Our study has several limitations. It is retrospective and included only 329 patients, the majority of whom did not receive intravenous acetaminophen. Our patient groups were unmatched, both in surgery type and the receipt of acetaminophen. Our study was a single-institutional study, making it challenging to extrapolate our findings to other institutions. Intravenous acetaminophen was added to our formulary in April 2011. However, it was not routinely utilized by our surgeons until 2012, potentially leading to the group size disparity.
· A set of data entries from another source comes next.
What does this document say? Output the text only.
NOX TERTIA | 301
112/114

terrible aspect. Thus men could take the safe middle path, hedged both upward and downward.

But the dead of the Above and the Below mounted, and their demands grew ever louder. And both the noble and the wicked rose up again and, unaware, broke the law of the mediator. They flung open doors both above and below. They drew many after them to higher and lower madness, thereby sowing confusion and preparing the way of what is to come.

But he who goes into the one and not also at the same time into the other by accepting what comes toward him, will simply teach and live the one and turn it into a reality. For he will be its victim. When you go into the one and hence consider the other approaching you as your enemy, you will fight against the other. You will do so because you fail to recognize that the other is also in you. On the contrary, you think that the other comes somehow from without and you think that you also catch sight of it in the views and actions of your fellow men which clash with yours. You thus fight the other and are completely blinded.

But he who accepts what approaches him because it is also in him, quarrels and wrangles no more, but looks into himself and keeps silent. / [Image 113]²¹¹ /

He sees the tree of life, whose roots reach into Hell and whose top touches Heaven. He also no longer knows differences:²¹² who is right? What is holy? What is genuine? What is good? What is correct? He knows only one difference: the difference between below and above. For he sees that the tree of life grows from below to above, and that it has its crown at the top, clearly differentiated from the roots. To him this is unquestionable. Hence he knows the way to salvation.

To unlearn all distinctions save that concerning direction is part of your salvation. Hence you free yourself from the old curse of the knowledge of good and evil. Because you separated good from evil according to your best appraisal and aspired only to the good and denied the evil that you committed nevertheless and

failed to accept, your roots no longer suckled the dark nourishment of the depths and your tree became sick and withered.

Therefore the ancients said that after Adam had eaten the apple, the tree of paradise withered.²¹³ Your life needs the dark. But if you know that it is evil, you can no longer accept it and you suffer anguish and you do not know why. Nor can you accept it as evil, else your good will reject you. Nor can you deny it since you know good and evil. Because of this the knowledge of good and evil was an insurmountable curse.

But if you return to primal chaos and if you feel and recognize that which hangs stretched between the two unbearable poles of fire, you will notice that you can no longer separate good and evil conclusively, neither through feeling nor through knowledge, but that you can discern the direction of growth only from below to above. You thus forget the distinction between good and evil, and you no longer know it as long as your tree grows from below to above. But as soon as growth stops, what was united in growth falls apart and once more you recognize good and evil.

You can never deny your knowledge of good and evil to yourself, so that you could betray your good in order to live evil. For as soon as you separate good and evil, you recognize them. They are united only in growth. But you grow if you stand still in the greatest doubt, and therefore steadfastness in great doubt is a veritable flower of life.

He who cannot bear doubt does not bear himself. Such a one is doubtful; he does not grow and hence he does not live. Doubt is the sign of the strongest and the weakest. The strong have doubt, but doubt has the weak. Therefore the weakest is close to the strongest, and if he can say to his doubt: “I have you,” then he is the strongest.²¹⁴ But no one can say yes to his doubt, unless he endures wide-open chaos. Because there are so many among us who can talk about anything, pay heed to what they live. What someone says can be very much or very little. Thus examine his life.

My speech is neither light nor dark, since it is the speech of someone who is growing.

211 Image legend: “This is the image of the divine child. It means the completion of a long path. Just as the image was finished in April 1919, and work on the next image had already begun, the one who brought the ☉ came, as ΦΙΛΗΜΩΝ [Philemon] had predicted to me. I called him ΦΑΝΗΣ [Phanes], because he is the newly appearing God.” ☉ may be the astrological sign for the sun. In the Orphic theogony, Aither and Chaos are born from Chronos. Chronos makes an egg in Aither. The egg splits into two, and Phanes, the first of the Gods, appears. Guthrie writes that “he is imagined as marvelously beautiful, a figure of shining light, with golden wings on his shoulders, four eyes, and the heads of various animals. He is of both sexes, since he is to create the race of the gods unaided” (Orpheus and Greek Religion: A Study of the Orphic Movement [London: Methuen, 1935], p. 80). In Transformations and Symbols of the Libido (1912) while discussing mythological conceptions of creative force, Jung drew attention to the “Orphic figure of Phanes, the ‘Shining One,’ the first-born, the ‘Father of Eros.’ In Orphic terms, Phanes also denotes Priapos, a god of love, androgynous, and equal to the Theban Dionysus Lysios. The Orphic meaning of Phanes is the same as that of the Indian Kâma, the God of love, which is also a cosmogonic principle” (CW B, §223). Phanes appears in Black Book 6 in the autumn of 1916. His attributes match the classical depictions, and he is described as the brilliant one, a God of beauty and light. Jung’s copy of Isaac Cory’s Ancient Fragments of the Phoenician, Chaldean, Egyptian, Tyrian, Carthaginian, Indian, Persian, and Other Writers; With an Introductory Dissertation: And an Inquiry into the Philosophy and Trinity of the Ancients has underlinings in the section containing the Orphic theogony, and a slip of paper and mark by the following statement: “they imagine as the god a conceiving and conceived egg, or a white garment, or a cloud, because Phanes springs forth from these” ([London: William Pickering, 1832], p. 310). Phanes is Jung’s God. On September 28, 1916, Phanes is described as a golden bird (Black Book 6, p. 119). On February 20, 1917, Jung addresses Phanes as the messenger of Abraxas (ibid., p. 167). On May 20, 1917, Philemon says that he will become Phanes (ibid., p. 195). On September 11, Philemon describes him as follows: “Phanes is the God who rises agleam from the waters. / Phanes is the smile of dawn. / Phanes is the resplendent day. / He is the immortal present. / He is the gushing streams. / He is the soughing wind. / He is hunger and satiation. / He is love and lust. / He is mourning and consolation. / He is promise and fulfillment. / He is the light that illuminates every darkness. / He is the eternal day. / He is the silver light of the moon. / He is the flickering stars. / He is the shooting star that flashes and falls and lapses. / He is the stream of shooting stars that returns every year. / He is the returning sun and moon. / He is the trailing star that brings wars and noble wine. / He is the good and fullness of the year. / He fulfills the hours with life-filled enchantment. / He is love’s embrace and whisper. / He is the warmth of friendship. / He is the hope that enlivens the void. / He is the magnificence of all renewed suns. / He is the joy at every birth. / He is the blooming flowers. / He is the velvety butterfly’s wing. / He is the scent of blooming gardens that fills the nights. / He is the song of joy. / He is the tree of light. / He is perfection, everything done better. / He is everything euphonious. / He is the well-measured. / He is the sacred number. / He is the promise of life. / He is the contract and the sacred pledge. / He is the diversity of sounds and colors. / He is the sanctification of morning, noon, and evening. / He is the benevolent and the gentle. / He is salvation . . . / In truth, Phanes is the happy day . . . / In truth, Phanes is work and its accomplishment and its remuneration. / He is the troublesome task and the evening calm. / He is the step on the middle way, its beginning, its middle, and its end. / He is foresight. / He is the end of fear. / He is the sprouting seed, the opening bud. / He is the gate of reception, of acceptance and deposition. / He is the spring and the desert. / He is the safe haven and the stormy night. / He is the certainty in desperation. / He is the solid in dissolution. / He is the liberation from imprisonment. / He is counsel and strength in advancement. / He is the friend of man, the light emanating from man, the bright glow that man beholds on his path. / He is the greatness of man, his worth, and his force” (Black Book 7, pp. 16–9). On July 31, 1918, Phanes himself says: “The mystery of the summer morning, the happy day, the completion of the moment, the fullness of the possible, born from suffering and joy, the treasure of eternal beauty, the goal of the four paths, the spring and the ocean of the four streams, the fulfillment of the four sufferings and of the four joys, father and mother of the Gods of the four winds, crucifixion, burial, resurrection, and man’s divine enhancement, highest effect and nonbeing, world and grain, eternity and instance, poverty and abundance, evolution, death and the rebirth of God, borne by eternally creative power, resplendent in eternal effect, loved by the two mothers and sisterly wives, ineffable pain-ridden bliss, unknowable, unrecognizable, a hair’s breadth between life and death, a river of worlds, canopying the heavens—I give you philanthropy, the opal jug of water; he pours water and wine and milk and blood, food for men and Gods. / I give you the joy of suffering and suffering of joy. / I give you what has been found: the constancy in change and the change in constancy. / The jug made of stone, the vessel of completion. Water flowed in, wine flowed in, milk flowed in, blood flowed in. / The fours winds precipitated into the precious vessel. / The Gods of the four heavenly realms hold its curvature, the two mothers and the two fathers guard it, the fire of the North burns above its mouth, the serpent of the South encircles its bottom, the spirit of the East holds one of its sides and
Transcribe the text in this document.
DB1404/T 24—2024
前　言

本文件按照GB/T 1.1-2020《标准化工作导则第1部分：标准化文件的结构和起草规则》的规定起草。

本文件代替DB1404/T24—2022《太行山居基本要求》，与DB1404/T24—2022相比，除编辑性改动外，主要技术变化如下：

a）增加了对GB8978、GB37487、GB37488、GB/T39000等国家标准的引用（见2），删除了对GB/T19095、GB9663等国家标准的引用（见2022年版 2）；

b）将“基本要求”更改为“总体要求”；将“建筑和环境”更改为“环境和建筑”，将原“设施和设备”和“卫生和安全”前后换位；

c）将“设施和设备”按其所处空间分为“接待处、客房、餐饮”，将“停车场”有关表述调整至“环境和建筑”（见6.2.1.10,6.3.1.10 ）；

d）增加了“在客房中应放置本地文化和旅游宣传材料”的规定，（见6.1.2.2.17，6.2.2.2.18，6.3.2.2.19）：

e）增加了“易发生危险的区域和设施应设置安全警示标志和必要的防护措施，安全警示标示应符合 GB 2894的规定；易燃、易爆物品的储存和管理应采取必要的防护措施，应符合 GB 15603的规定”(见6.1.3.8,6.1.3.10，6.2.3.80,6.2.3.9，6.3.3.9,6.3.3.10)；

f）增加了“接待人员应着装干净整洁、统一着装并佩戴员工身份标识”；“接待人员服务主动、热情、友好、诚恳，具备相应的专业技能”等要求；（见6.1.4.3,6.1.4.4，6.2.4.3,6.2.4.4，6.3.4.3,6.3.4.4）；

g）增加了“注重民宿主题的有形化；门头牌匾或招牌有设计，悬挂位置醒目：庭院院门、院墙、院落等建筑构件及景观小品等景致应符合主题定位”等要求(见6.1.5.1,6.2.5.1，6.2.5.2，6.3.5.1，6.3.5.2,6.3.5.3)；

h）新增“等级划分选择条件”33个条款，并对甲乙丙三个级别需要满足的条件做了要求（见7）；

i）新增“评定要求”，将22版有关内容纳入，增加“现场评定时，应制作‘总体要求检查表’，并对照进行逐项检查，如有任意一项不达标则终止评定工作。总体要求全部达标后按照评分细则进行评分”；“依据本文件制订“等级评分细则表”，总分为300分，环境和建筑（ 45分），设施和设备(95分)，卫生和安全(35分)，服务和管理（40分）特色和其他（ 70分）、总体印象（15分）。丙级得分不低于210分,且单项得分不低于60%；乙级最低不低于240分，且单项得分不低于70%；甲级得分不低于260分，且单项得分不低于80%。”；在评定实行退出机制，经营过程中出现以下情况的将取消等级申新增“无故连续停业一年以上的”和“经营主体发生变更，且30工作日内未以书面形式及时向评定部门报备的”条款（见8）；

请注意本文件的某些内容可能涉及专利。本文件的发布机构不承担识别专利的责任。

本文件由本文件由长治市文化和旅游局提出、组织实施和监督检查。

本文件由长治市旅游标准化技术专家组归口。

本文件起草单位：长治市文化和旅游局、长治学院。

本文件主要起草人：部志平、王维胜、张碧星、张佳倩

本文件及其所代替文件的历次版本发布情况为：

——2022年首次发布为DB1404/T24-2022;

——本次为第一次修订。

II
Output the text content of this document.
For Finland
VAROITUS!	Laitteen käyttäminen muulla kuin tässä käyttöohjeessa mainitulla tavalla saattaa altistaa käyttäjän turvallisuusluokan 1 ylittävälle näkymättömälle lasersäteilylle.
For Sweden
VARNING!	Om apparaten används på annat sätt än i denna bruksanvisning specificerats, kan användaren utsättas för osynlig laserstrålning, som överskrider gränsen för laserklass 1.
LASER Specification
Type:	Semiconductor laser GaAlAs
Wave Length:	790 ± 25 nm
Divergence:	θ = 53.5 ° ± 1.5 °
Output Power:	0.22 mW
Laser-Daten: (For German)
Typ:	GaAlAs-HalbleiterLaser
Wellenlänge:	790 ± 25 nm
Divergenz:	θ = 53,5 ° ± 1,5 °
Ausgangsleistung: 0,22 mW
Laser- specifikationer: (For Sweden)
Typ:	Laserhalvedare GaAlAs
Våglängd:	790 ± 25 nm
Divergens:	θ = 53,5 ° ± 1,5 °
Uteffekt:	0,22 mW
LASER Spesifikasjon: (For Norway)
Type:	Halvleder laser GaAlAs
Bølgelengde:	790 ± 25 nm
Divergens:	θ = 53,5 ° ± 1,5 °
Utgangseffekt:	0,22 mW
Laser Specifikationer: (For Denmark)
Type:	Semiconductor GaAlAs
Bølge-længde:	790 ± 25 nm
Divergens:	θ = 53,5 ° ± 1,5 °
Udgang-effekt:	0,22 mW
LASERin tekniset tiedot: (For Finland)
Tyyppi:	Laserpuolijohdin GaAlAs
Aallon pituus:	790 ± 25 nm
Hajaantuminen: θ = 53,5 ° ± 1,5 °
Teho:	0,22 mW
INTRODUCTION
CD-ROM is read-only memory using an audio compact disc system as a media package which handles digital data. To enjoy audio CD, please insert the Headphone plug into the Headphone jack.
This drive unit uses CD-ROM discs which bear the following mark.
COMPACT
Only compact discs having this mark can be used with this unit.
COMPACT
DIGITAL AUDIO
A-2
In addition, all 12 of the patients excluded for receipt of alvimopan also received intravenous acetaminophen. Alvimopan, a peripherally acting opioid antagonist indicated to accelerate gastrointestinal recovery following bowel resections, was excluded in our study as a potential confounder. We also failed to achieve power with a goal of 131 patients per group. The majority of our patients underwent colon resection, making it difficult to extrapolate these findings to other types of surgeries. Although LOS was not different between the 2 surgeries evaluated, postoperative pain may be different between the types of surgeries. The most painful procedures appear to be orthopedic with major joints, thoracic, and open abdominal surgery; emergency, major, and abdominal surgery were found to have the highest analgesic consumption. 24 As previously mentioned, we did not assess liver function tests or clinical outcomes in the patients exceeding the maximum daily dose of acetaminophen. Hospital records were collected utilizing electronic medical records, which are subject to documentation errors. Finally, we were unable to account for postoperative complications, such as respiratory failure or infection, which may have prolonged patients' LOS.
Conclusion
Intravenous acetaminophen was not associated with a decreased LOS at our institution. While intravenous acetaminophen was associated with decreased opioid consumption in the first 24 hours postoperatively, it was associated with higher pain scores compared to the non-acetaminophen group. In addition to suboptimal pain relief, we did not find a reduction in opioid-related adverse events. Our results suggest there may be more cost-effective analgesics to control pain after colon resection or pancreaticoduodenectomy. However, a larger study is warranted to determine the true impact of intravenous acetaminophen after major abdominal surgery.
Acknowledgments
None of the authors have any conflicts of interest to disclose and no financial support or personal connections that could be perceived to bias their work.